Unbelievable results, feels like a dream-our R1 model is now #1 in the world (with style control)! 🌍🏆 Beyond words right now. 🤯 All I know is we keep pushing forward to make open-source AGI a reality for everyone. 🚀✨ #OpenSource #AI #AGI #DeepSeekR1 https://t.co/h0pT2Em14D
- Deli Chen (@victor207755822) January 24, 2025
Gary Marcus, The race for "AI Supremacy" is over - at least for now:
The race for "AI Supremacy" is over, at least for now, and the U.S. didn't win. Over the last few weeks, two companies in China released three impressive papers that annihilated any pretense that the US was decisively ahead.

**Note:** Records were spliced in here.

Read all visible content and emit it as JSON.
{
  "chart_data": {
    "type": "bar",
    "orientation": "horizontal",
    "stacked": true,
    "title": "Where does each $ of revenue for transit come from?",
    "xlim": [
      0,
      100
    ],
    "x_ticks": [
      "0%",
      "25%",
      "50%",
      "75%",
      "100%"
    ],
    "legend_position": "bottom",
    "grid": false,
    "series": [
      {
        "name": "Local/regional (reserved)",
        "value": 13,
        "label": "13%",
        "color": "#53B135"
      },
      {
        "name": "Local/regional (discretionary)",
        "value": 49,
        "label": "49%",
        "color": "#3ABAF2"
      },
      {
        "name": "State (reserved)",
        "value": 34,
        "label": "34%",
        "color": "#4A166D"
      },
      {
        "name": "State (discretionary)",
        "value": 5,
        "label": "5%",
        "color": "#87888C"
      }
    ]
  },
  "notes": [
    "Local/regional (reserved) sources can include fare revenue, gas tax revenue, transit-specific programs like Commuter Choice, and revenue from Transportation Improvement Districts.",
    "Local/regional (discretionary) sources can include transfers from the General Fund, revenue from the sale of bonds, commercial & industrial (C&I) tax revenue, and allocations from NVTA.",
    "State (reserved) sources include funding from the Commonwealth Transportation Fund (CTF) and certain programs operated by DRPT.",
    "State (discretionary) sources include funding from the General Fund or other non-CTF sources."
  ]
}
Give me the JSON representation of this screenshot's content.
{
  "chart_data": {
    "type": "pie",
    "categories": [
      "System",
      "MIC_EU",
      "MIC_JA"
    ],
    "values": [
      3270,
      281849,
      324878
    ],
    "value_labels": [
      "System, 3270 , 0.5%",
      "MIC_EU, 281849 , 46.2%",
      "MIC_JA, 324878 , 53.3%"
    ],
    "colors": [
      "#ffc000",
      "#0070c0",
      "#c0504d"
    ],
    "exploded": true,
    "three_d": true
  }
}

In late December, a company called DeepSeek, apparently initially built for quantitative trading rather than LLMs, produced a nearly state-of-the-art model that required only roughly 1/50th of the training costs of previous models, - instantly putting them in the big leagues with American companies like OpenAI, Google, and Anthropic, both in terms of performance and innovation. A couple weeks later, they followed up with a competitive ( though not fully adequate) alternative to OpenAI's o1, called r1. Because it is more forthcoming in its internal process than o1, many researchers are already preferring it to OpenAI's o1 (which had been introduced to much fanfare in September 2024). And then ByteDance (parent company of TikTok) dropped a third bombshell, a new model that is even cheaper. Yesterday, a Hong Kong lab added yet a fourth advance, making a passable though less powerful version of r1 with even less training data.
None of this means however that China won the AI race or even took the lead. American companies will incorporate these new results and continue to produce new results of their own.
Instead, realistically, we are quickly converging on a tie - with some style points to China, for doing so much without hundreds of thousands of Nvidia H100s.
Others may catch up, too, because LLMs just got a lot cheaper, and consequently the requirement for vast arrays of special purpose hardware has somewhat diminished. There is almost no moat left whatsoever; new technical leads very short lived, measured in months or even weeks, not years.
China caught up so quickly for many reasons. One that deserves Congressional investigation was Meta's decision to open source their LLMs. [...]
Putting so many eggs in Altman's basket, as the White House did last week and others have before, may also prove to be a mistake in hindsight. [...] Altman may be a master salesman, but Musk is correct that the US should not be so reliant on him and should not have given him such an eminent seal of approval based on so little.
In a brutal, viral tweet that captures much of my own thinking here, the reporter Ryan Grim wrote yesterday about how the US government (with the notable exception of Lina Khan) has repeatedly screwed up by placating big companies and doing too little to foster independent innovation.
The race to AGI will be won not by the country with the most chips but by the one that best fosters true innovation. That could be the US, China, or perhaps some other country less locked into LLM orthodoxy, and more willing to bet big on new ideas.